When Can You Access Your Superannuation?

During the onset of the pandemic in 2020, many Australians took advantage of the early access to their super that was a part of the financial support options offered by the government during COVID-19, and withdrew amounts to assist themselves.

If individuals and sole traders had suffered financial hardship of at least 20 per cent due to loss of work or hours, they could access up to $10,000 from their retirement savings in the 2019-20 financial year. They could also access a further $10,000 during the second round of the scheme from 1 July 2020 – 31 December 2020.

This scheme has long since closed, and Australians can now only access the funds within their superannuation fund under certain circumstances. Any other time could come with significant ramifications. Remember that the following are only accessible during these circumstances – any other method of accessing your super could be illegal/non-compliant and have issues.

Access On Compassionate Grounds

Compassionate grounds include needing money to pay for:

  • Medical treatment and medical transport for you or your dependant
  • Palliative care for you or your dependant
  • Making a payment on a home loan or council rates so you don’t lose your home
  • Accommodating a disability for you or your dependant
  • Expenses associated with the death, funeral or burial of your dependant

Access Due To Severe Financial Hardship

This is not grounds administered by the ATO but rather by your super provider, who must be contacted to request access to your super due to severe financial hardship.

You may be able to withdraw some of your super if you meet both these conditions:

  • You have received eligible government income support payments continuously for 26 weeks
  • You are not able to meet your reasonable and immediate family living expenses.

You can withdraw between $1,000 and $10,000, but only once in any 12-month period.

Access Due To A Terminal Medical Condition

A terminal medical condition may allow you to access your super if these conditions are met that prove its existence:

  • Two registered medical practitioners have certified, jointly or separately, that you suffer from an illness that is likely to result in death within 24 months of signing the certificate
  • At least one of the registered medical practitioners is a specialist practising in an area related to your illness or injury
  • The 24-month certification period has not ended

Access Due To Temporary Incapacity

If you are temporarily unable to work or need to work fewer hours because of mental health or physical condition, you may be able to access your super. This condition of release is generally used to access insurance benefits linked to your super account.
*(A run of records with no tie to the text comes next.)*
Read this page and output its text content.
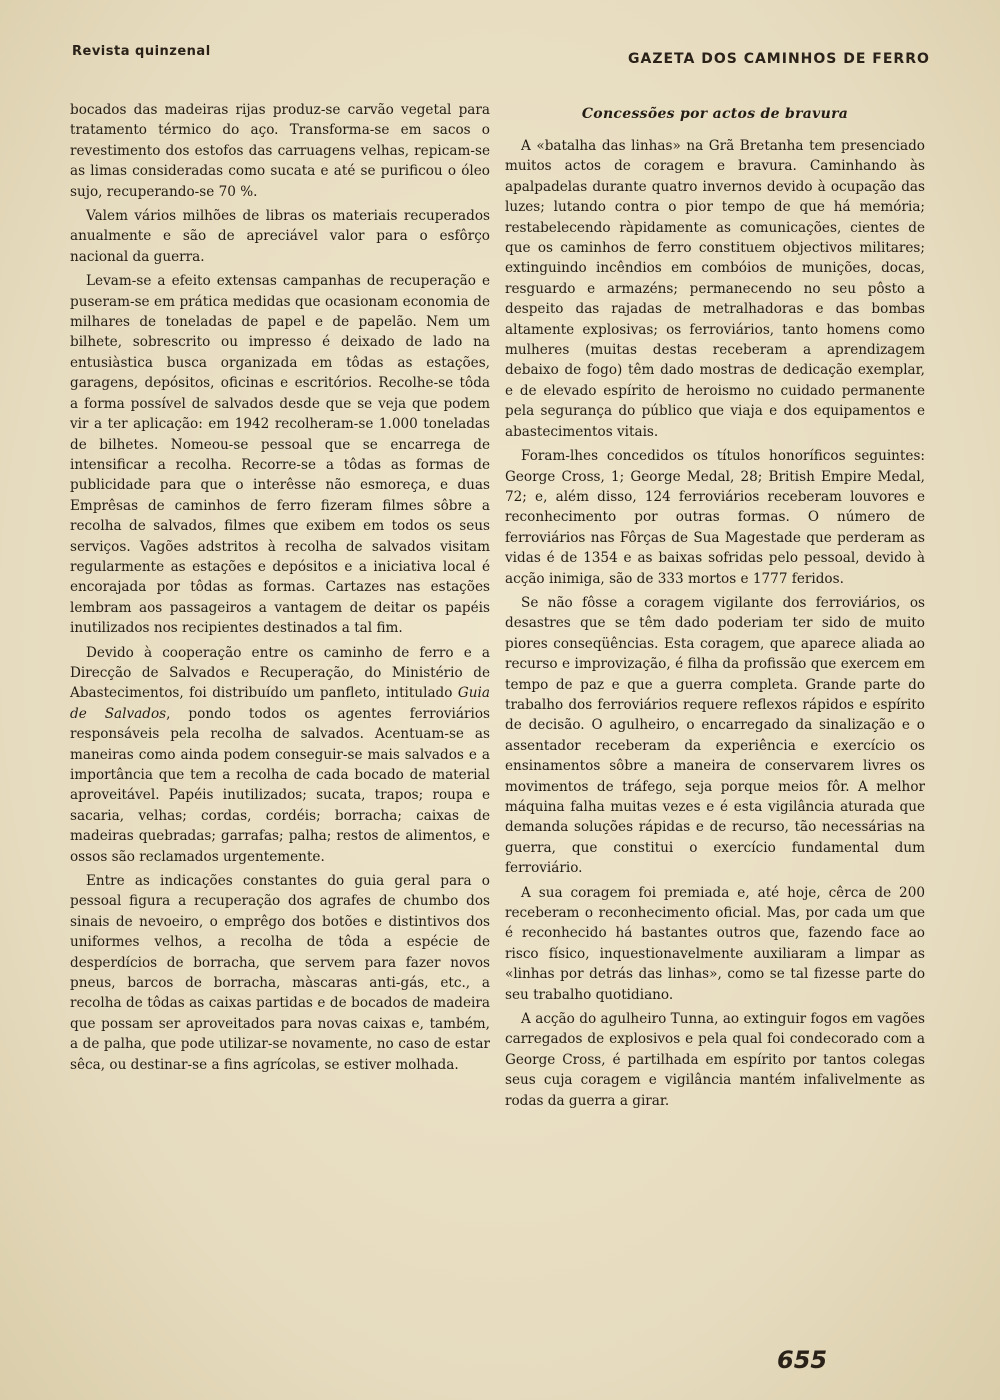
Revista quinzenal	GAZETA DOS CAMINHOS DE FERRO

bocados das madeiras rijas produz-se carvão vegetal para tratamento térmico do aço. Transforma-se em sacos o revestimento dos estofos das carruagens velhas, repicam-se as limas consideradas como sucata e até se purificou o óleo sujo, recuperando-se 70 %.

Valem vários milhões de libras os materiais recuperados anualmente e são de apreciável valor para o esfôrço nacional da guerra.

Levam-se a efeito extensas campanhas de recuperação e puseram-se em prática medidas que ocasionam economia de milhares de toneladas de papel e de papelão. Nem um bilhete, sobrescrito ou impresso é deixado de lado na entusiàstica busca organizada em tôdas as estações, garagens, depósitos, oficinas e escritórios. Recolhe-se tôda a forma possível de salvados desde que se veja que podem vir a ter aplicação: em 1942 recolheram-se 1.000 toneladas de bilhetes. Nomeou-se pessoal que se encarrega de intensificar a recolha. Recorre-se a tôdas as formas de publicidade para que o interêsse não esmoreça, e duas Emprêsas de caminhos de ferro fizeram filmes sôbre a recolha de salvados, filmes que exibem em todos os seus serviços. Vagões adstritos à recolha de salvados visitam regularmente as estações e depósitos e a iniciativa local é encorajada por tôdas as formas. Cartazes nas estações lembram aos passageiros a vantagem de deitar os papéis inutilizados nos recipientes destinados a tal fim.

Devido à cooperação entre os caminho de ferro e a Direcção de Salvados e Recuperação, do Ministério de Abastecimentos, foi distribuído um panfleto, intitulado Guia de Salvados, pondo todos os agentes ferroviários responsáveis pela recolha de salvados. Acentuam-se as maneiras como ainda podem conseguir-se mais salvados e a importância que tem a recolha de cada bocado de material aproveitável. Papéis inutilizados; sucata, trapos; roupa e sacaria, velhas; cordas, cordéis; borracha; caixas de madeiras quebradas; garrafas; palha; restos de alimentos, e ossos são reclamados urgentemente.

Entre as indicações constantes do guia geral para o pessoal figura a recuperação dos agrafes de chumbo dos sinais de nevoeiro, o emprêgo dos botões e distintivos dos uniformes velhos, a recolha de tôda a espécie de desperdícios de borracha, que servem para fazer novos pneus, barcos de borracha, màscaras anti-gás, etc., a recolha de tôdas as caixas partidas e de bocados de madeira que possam ser aproveitados para novas caixas e, também, a de palha, que pode utilizar-se novamente, no caso de estar sêca, ou destinar-se a fins agrícolas, se estiver molhada.

Concessões por actos de bravura

A «batalha das linhas» na Grã Bretanha tem presenciado muitos actos de coragem e bravura. Caminhando às apalpadelas durante quatro invernos devido à ocupação das luzes; lutando contra o pior tempo de que há memória; restabelecendo ràpidamente as comunicações, cientes de que os caminhos de ferro constituem objectivos militares; extinguindo incêndios em combóios de munições, docas, resguardo e armazéns; permanecendo no seu pôsto a despeito das rajadas de metralhadoras e das bombas altamente explosivas; os ferroviários, tanto homens como mulheres (muitas destas receberam a aprendizagem debaixo de fogo) têm dado mostras de dedicação exemplar, e de elevado espírito de heroismo no cuidado permanente pela segurança do público que viaja e dos equipamentos e abastecimentos vitais.

Foram-lhes concedidos os títulos honoríficos seguintes: George Cross, 1; George Medal, 28; British Empire Medal, 72; e, além disso, 124 ferroviários receberam louvores e reconhecimento por outras formas. O número de ferroviários nas Fôrças de Sua Magestade que perderam as vidas é de 1354 e as baixas sofridas pelo pessoal, devido à acção inimiga, são de 333 mortos e 1777 feridos.

Se não fôsse a coragem vigilante dos ferroviários, os desastres que se têm dado poderiam ter sido de muito piores conseqüências. Esta coragem, que aparece aliada ao recurso e improvização, é filha da profissão que exercem em tempo de paz e que a guerra completa. Grande parte do trabalho dos ferroviários requere reflexos rápidos e espírito de decisão. O agulheiro, o encarregado da sinalização e o assentador receberam da experiência e exercício os ensinamentos sôbre a maneira de conservarem livres os movimentos de tráfego, seja porque meios fôr. A melhor máquina falha muitas vezes e é esta vigilância aturada que demanda soluções rápidas e de recurso, tão necessárias na guerra, que constitui o exercício fundamental dum ferroviário.

A sua coragem foi premiada e, até hoje, cêrca de 200 receberam o reconhecimento oficial. Mas, por cada um que é reconhecido há bastantes outros que, fazendo face ao risco físico, inquestionavelmente auxiliaram a limpar as «linhas por detrás das linhas», como se tal fizesse parte do seu trabalho quotidiano.

A acção do agulheiro Tunna, ao extinguir fogos em vagões carregados de explosivos e pela qual foi condecorado com a George Cross, é partilhada em espírito por tantos colegas seus cuja coragem e vigilância mantém infalivelmente as rodas da guerra a girar.

655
Super payments will be received regularly over the time that you are unable to work.

Access Due To Permanent Incapacity

This method of access is sometimes called a disability super benefit, and access to your super through this method generally occurs if you are permanently incapacitated. You must have a permanent physical or mental medical condition that is likely to stop you from ever working again in a job you were qualified to do by education, training or experience.
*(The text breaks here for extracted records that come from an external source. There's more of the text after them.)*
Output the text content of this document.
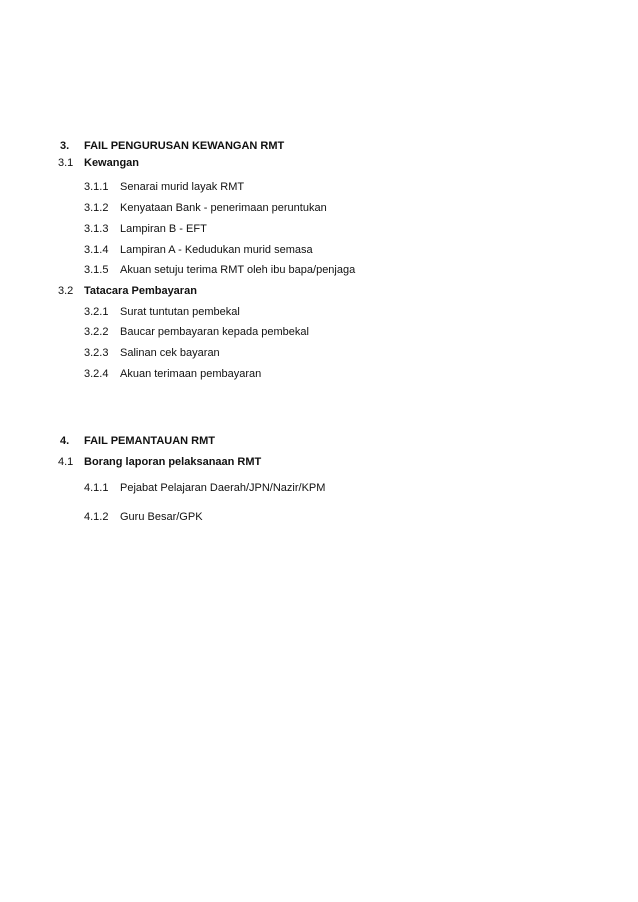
3. FAIL PENGURUSAN KEWANGAN RMT
3.1 Kewangan
3.1.1 Senarai murid layak RMT
3.1.2 Kenyataan Bank - penerimaan peruntukan
3.1.3 Lampiran B - EFT
3.1.4 Lampiran A - Kedudukan murid semasa
3.1.5 Akuan setuju terima RMT oleh ibu bapa/penjaga
3.2 Tatacara Pembayaran
3.2.1 Surat tuntutan pembekal
3.2.2 Baucar pembayaran kepada pembekal
3.2.3 Salinan cek bayaran
3.2.4 Akuan terimaan pembayaran
4. FAIL PEMANTAUAN RMT
4.1 Borang laporan pelaksanaan RMT
4.1.1 Pejabat Pelajaran Daerah/JPN/Nazir/KPM
4.1.2 Guru Besar/GPK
It can be received as either a lump sum or as regular payments (income stream)

Super Less Than $200

In the instance where your employment is terminated, and the balance of your super account is less than $200, or you have found a “lost super” account with a balance of less than $200, you may be able to access your super.

First Home Super Saver Scheme

Applying for the release of voluntary concessional and voluntary non-concessional contributions that you have made to your super fund since 1 July 2017 to help save for your first home is a valid reason for the early release of super.

You will have to meet eligibility requirements to apply for the release of these amounts. Under the First Home Super Saver Scheme, you can apply for a release of a maximum of $15,000 of your voluntary contributions from any one financial year, up to a total of $30,000 (but this amount is due to increase to $50,000 following an announcement in the May 2021 budget).